The recreational harvest of greater amberjack will reopen in the Gulf of Mexico for state (shore to 9 nautical miles) and federal waters on August 1. Anglers suffering from excessive egos can enjoy the therapeutic benefits derived from a healthy dose of humility while fighting these fish.
Amberjack are tough and built for brutality; fish of any size will give you a memorable fight. Bruisers in the 30-pound range will test your resolve, and if you hook into one of the real studs of 50-plus pounds, you’ll wonder who’s in charge.

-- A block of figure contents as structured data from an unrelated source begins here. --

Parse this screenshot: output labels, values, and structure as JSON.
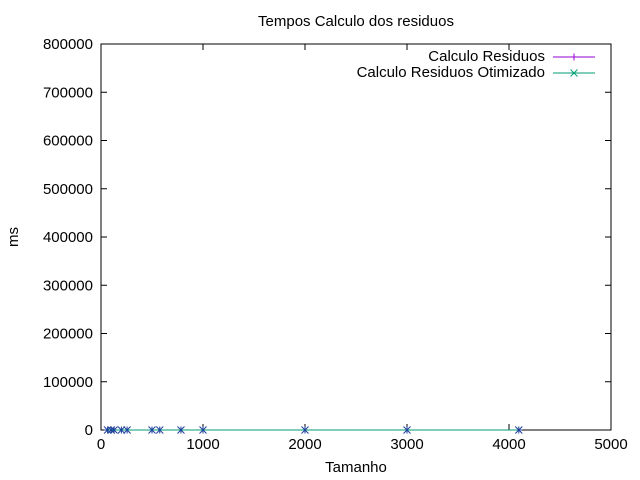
{
  "chart_data": {
    "type": "line",
    "title": "Tempos Calculo dos residuos",
    "xlabel": "Tamanho",
    "ylabel": "ms",
    "xlim": [
      0,
      5000
    ],
    "ylim": [
      0,
      800000
    ],
    "xticks": [
      0,
      1000,
      2000,
      3000,
      4000,
      5000
    ],
    "yticks": [
      0,
      100000,
      200000,
      300000,
      400000,
      500000,
      600000,
      700000,
      800000
    ],
    "grid": false,
    "legend_position": "top-right",
    "series": [
      {
        "name": "Calculo Residuos",
        "color": "#9400d3",
        "marker": "plus",
        "x": [
          64,
          100,
          128,
          200,
          256,
          500,
          576,
          784,
          1000,
          2000,
          3000,
          4096
        ],
        "y": [
          0,
          0,
          0,
          0,
          0,
          0,
          0,
          0,
          0,
          0,
          0,
          0
        ]
      },
      {
        "name": "Calculo Residuos Otimizado",
        "color": "#009e73",
        "marker": "cross",
        "x": [
          64,
          100,
          128,
          200,
          256,
          500,
          576,
          784,
          1000,
          2000,
          3000,
          4096
        ],
        "y": [
          0,
          0,
          0,
          0,
          0,
          0,
          0,
          0,
          0,
          0,
          0,
          0
        ]
      }
    ],
    "overlap_marker_color": "#1f3f9f"
  }
}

Dropping live baits like pinfish, sardines, grunts, and blue runners will tempt deep AJs. But for an all-out surface blast, chum these gluttons topside with handfuls of live sardines, or beat the water with your rod tip to simulate feeding activity. When the brown specters arrive, work a big chugging plug, sling a subsurface lure, or cast a large profile fly on a 12-weight rod.
Then hold on for an arm-stretching tug-of-war. Outlast these ocean beasts and you’ll be rewarded with firm, mild fillets that lay nicely on the grill or in the smoker.
In both state and federal Gulf waters, greater amberjack must be larger than 30 inches when measured from the tip of the lower jaw to the fork of the tail to be harvested when the season is open. There is a daily bag limit of one fish per person.